Che significa in concreto? Una serie di comportamenti che, pur lasciando
sostanzialmente intatto il nostro tenore di vita, possono
realisticamente comportare questa auspicata autolimitazione della
produzione di calore, come usare meno l’automobile (a favore dell’uso di
mezzi pubblici, della bicicletta o … delle gambe), il riscaldamento
(qualche grado in meno del termosifone ed un maglione in più, cosa che
fa anche meglio alla salute), gli impianti di refrigerazione per
appartamento (meglio un ventilatore, quando è possibile, che produce a
sua volta meno calore) ed una serie infinita di piccoli e grandi gesti
che ognuno saprà identificare nel proprio stile di vita quotidiano.
Vi mandiamo quindi un manifestino che è girato tra i membri del gruppo e
che sintetizza questi concetti. La teoria, in questo caso, si traduce in
un obiettivo molto chiaro, semplice e definito: la riduzione del 10% che
rappresenta anche il logo del neonato Reduce Planet Temperature
Movement-RPTM (in inglese perché la cosa, per funzionare, deve
internazionalizzarsi). Curiosamente l’idea è partita con una
insospettata forza e sono già allo studio la produzione di T-shirts con
il logo, idee di indurre campagne di sensibilizzazione etc.

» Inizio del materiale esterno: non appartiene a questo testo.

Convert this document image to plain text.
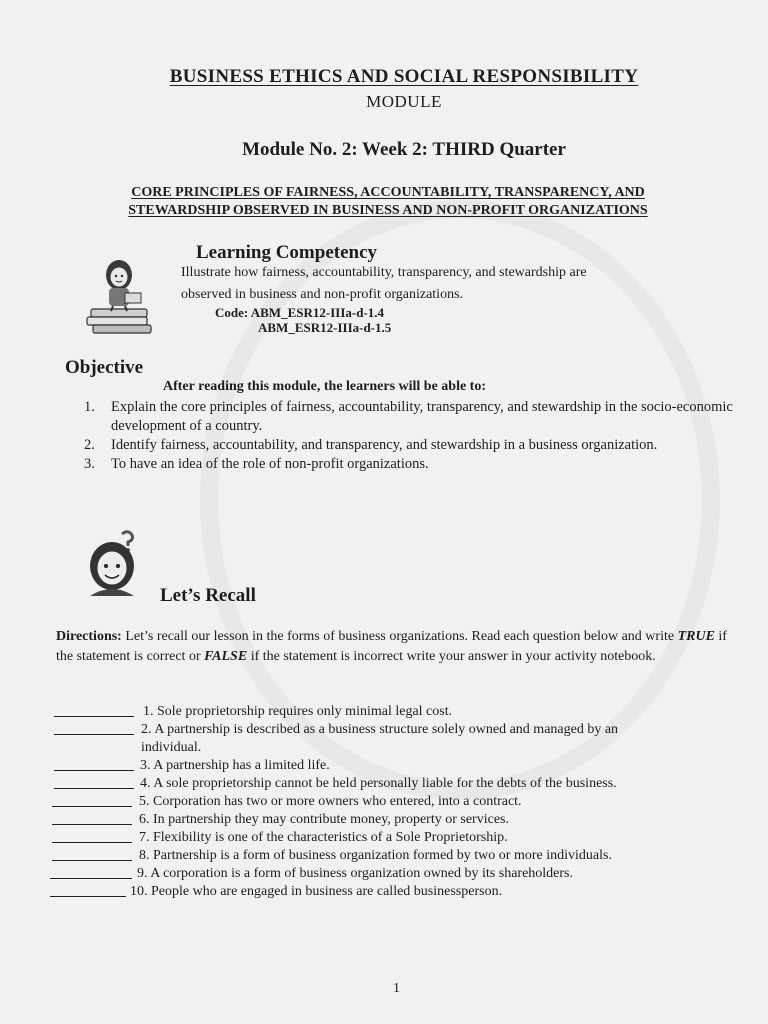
BUSINESS ETHICS AND SOCIAL RESPONSIBILITY
MODULE
Module No. 2: Week 2: THIRD Quarter
CORE PRINCIPLES OF FAIRNESS, ACCOUNTABILITY, TRANSPARENCY, AND
STEWARDSHIP OBSERVED IN BUSINESS AND NON-PROFIT ORGANIZATIONS
Learning Competency
Illustrate how fairness, accountability, transparency, and stewardship are
observed in business and non-profit organizations.
Code: ABM_ESR12-IIIa-d-1.4
ABM_ESR12-IIIa-d-1.5
Objective
After reading this module, the learners will be able to:
1. Explain the core principles of fairness, accountability, transparency, and stewardship in the socio-economic development of a country.
2. Identify fairness, accountability, and transparency, and stewardship in a business organization.
3. To have an idea of the role of non-profit organizations.
Let’s Recall
Directions: Let’s recall our lesson in the forms of business organizations. Read each question below and write TRUE if the statement is correct or FALSE if the statement is incorrect write your answer in your activity notebook.
1. Sole proprietorship requires only minimal legal cost.
2. A partnership is described as a business structure solely owned and managed by an individual.
3. A partnership has a limited life.
4. A sole proprietorship cannot be held personally liable for the debts of the business.
5. Corporation has two or more owners who entered, into a contract.
6. In partnership they may contribute money, property or services.
7. Flexibility is one of the characteristics of a Sole Proprietorship.
8. Partnership is a form of business organization formed by two or more individuals.
9. A corporation is a form of business organization owned by its shareholders.
10. People who are engaged in business are called businessperson.
1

Che cosa significa quindi aderire al RPTM? Assolutamente niente in
termini di impegno formale, ma solo di scielta personale consapevole
orientata l perseguimento dell’obiettivo specifico. Si tratta in fondo
di coltivare un atteggiamento orientato ad una maggiore sobrietà nei
consumi. I principi di riferimento si fondano sul alcuni concetti come:
- principio autoregolativo dell’organismo, sia a livello individuale che
sociale
- la assunzione personali di cor-responsabilità
- la relazione Organismo/ambiente come definizione della possibilità di
stare bene o male a questo mondo
Grazie a coloro che decideranno di dare il loro personale contributo
teso a rendere vivibile il pianeta che tutti abitiamo.